By analyzing existing cross correlation between American Creek Resources and Southern Silver Exploration, you can compare the effects of market volatilities on American Creek and Southern Silver and check how they will diversify away market risk if combined in the same portfolio for a given time horizon. You can also utilize pair trading strategies of matching a long position in American Creek with a short position of Southern Silver. Check out your portfolio center. Please also check ongoing floating volatility patterns of American Creek and Southern Silver.
Diversification Opportunities for American Creek and Southern Silver
0.33 | Correlation Coefficient |
Weak diversification
The 3 months correlation between American and Southern is 0.33. Overlapping area represents the amount of risk that can be diversified away by holding American Creek Resources and Southern Silver Exploration in the same portfolio, assuming nothing else is changed. The correlation between historical prices or returns on Southern Silver Expl and American Creek is a relative statistical measure of the degree to which these equity instruments tend to move together. The correlation coefficient measures the extent to which returns on American Creek Resources are associated (or correlated) with Southern Silver. Values of the correlation coefficient range from -1 to +1, where. The correlation of zero (0) is possible when the price movement of Southern Silver Expl has no effect on the direction of American Creek i.e., American Creek and Southern Silver go up and down completely randomly.
Pair Corralation between American Creek and Southern Silver
Assuming the 90 days horizon American Creek Resources is expected to generate 0.68 times more return on investment than Southern Silver. However, American Creek Resources is 1.47 times less risky than Southern Silver. It trades about -0.03 of its potential returns per unit of risk. Southern Silver Exploration is currently generating about -0.11 per unit of risk. If you would invest 20.00 in American Creek Resources on October 21, 2024 and sell it today you would lose (3.00) from holding American Creek Resources or give up 15.0% of portfolio value over 90 days.

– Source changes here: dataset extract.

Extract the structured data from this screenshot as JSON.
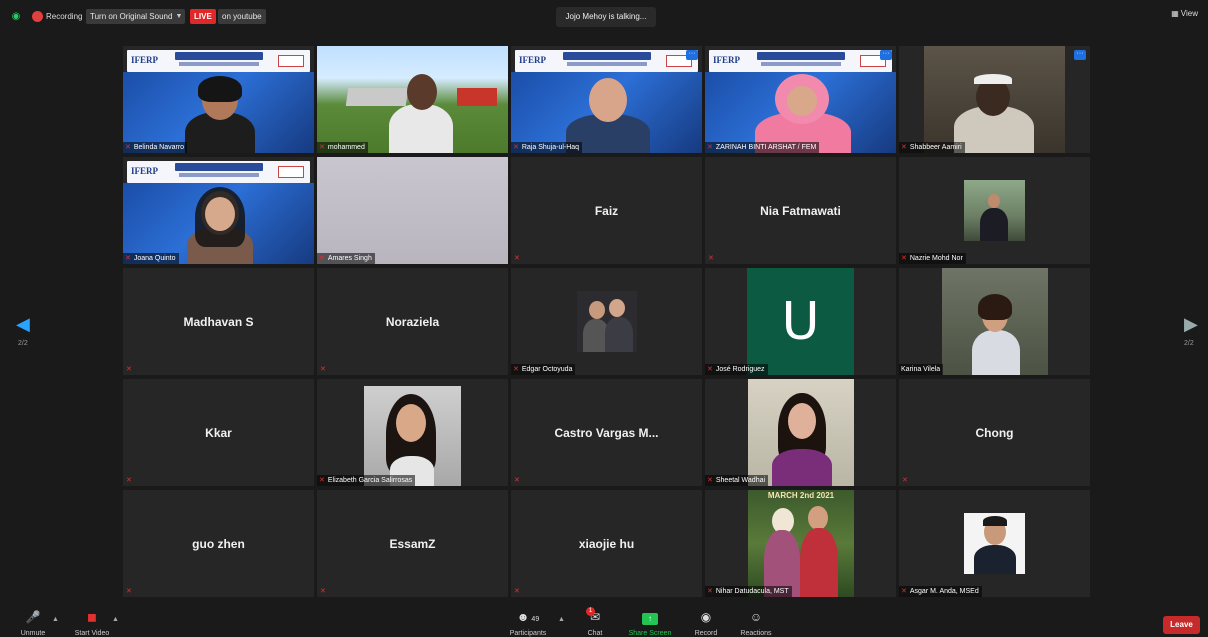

Time Period | 3 Months [change] |
Direction | Moves Together |
Strength | Very Weak |
Accuracy | 100.0% |
Values | Daily Returns |
American Creek Resources vs. Southern Silver Exploration
Performance |
Timeline |
American Creek Resources |
Southern Silver Expl |
American Creek and Southern Silver Volatility Contrast
Predicted Return Density |
Returns |
Pair Trading with American Creek and Southern Silver
The main advantage of trading using opposite American Creek and Southern Silver positions is that it hedges away some unsystematic risk. Because of two separate transactions, even if American Creek position performs unexpectedly, Southern Silver can make up some of the losses. Pair trading also minimizes risk from directional movements in the market. For example, if an entire industry or sector drops because of unexpected headlines, the short position in Southern Silver will offset losses from the drop in Southern Silver's long position.American Creek vs. Gold79 Mines | American Creek vs. Arctic Star Exploration | American Creek vs. American Clean Resources | American Creek vs. Arras Minerals Corp |
Southern Silver vs. Summa Silver Corp | Southern Silver vs. GoGold Resources | Southern Silver vs. Austral Gold Limited | Southern Silver vs. Clean Air Metals |
Check out your portfolio center.Note that this page's information should be used as a complementary analysis to find the right mix of equity instruments to add to your existing portfolios or create a brand new portfolio. You can also try the Bollinger Bands module to use Bollinger Bands indicator to analyze target price for a given investing horizon.